Les Suisses devraient approuver aujourd'hui dans les urnes le financement de l'agence européenne des frontières Frontex, l'obligation pour les plateformes de streaming d'investir dans l'audiovisuel national et le passage au consentement présumé du don d'organe. Une écrasante majorité de la population a voté par correspondance dans les trois à quatre semaines précédant l'élection. Les bureaux de vote ferment vers 10H00GMT, et les premières tendances devraient être connues dans l'après-midi.

Selon l'institut gfs.bern, les trois objets soumis au vote devraient passer la rampe même si l'opposition à la modification de la loi sur le cinéma, contre laquelle les milieux de droite ont lancé un référendum, n'a cessé de croître. Cette réglementation baptisée Lex Netflix contraindra les plateformes de streaming à investir 4% de leur chiffre d'affaires réalisé en Suisse dans la création audiovisuelle helvétique, en participant à des productions ou en payant une taxe qui servira à soutenir le cinéma.

Cette obligation s'appliquera aux chaînes étrangères qui diffusent des spots publicitaires spécifiques à la Suisse, comme TF1 et M6. La création cinématographique - qui a bénéficié ces dernières années d'un financement annuel moyen de 105 millions de francs (101 millions d'euros) - devrait obtenir 18 millions de francs supplémentaires par an grâce à la réforme, selon l'Office fédéral de la Culture.

Les plateformes de streaming seront par ailleurs tenues de proposer 30% de contenus européens, comme c'est déjà le cas dans l'Union européenne. Pour les défenseurs de la réforme, tourner davantage de films en Suisse profitera à l'économie locale, tout en renforçant la compétitivité de la production cinématographique nationale face aux pays européens qui appliquent déjà une obligation d'investir. Dans le camp adverse, on a brandi la menace d'une augmentation du prix des abonnements.

Les opposants estiment aussi que le quota de films européens pénalisera les productions d'ailleurs, et créera un dangereux précédent pour les services de streaming musical.
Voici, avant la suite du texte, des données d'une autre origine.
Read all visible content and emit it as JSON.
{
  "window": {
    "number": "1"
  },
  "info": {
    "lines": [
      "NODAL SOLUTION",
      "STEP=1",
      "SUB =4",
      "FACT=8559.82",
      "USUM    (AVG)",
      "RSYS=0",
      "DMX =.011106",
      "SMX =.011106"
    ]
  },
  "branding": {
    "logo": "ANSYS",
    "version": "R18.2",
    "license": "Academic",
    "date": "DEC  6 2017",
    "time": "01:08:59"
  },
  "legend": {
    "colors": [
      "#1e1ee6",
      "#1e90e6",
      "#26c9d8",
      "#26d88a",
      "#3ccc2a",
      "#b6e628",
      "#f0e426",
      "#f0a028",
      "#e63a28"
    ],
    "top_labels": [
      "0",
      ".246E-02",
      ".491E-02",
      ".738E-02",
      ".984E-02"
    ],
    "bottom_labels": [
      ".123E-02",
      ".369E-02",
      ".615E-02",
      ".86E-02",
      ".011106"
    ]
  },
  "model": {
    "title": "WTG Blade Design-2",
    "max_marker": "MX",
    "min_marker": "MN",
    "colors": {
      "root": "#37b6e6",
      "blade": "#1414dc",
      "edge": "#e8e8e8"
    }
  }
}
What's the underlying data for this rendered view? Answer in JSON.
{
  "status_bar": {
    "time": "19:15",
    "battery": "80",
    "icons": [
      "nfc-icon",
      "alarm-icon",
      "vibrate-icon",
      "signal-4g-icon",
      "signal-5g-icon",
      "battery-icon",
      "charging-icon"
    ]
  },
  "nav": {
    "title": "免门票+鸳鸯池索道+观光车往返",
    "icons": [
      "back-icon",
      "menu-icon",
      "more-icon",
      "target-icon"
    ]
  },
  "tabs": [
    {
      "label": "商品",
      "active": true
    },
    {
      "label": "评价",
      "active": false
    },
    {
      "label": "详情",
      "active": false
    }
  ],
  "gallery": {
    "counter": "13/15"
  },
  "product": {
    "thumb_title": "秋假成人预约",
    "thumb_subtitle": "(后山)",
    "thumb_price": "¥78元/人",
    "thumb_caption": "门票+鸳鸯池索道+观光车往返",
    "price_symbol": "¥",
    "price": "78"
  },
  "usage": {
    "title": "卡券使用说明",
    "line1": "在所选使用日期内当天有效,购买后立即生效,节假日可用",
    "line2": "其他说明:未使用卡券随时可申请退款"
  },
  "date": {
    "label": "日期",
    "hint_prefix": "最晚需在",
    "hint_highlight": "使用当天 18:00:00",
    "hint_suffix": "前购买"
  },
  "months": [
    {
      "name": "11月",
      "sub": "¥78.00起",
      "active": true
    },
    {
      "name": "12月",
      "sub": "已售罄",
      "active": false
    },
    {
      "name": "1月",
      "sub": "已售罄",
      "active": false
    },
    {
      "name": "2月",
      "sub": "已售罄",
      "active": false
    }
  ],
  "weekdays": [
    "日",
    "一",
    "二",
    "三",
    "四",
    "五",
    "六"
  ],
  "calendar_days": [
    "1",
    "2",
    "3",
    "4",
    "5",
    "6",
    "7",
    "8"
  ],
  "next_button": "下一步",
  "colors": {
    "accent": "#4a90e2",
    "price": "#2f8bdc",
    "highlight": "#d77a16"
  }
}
Les Suisses devraient également approuver la participation de leur pays au renforcement de la controversée agence Frontex, une réforme que le Parlement européen a approuvé quatre ans après la crise migratoire de 2015. Un "non" fragiliserait davantage les liens entre la Suisse et l'UE, qui sont tendus depuis que Berne a soudainement décidé, en mai 2021, de mettre fin à des années de discussions en vue d'un accord-cadre - également appelé accord institutionnel - avec ce bloc d'Etats. La réforme de Frontex vise à la doter d'un corps européen permanent de 10.000 gardes-frontières et gardes-côtes à l'horizon 2027.

Actuellement, l'agence compte plus de 1.500 agents provenant de divers Etats membres, et elle est régulièrement accusée notamment par des ONG, de pratiques de refoulements illégaux de migrants et son patron français a démissionné fin avril suite à une enquête de l'Office européen de lutte antifraude.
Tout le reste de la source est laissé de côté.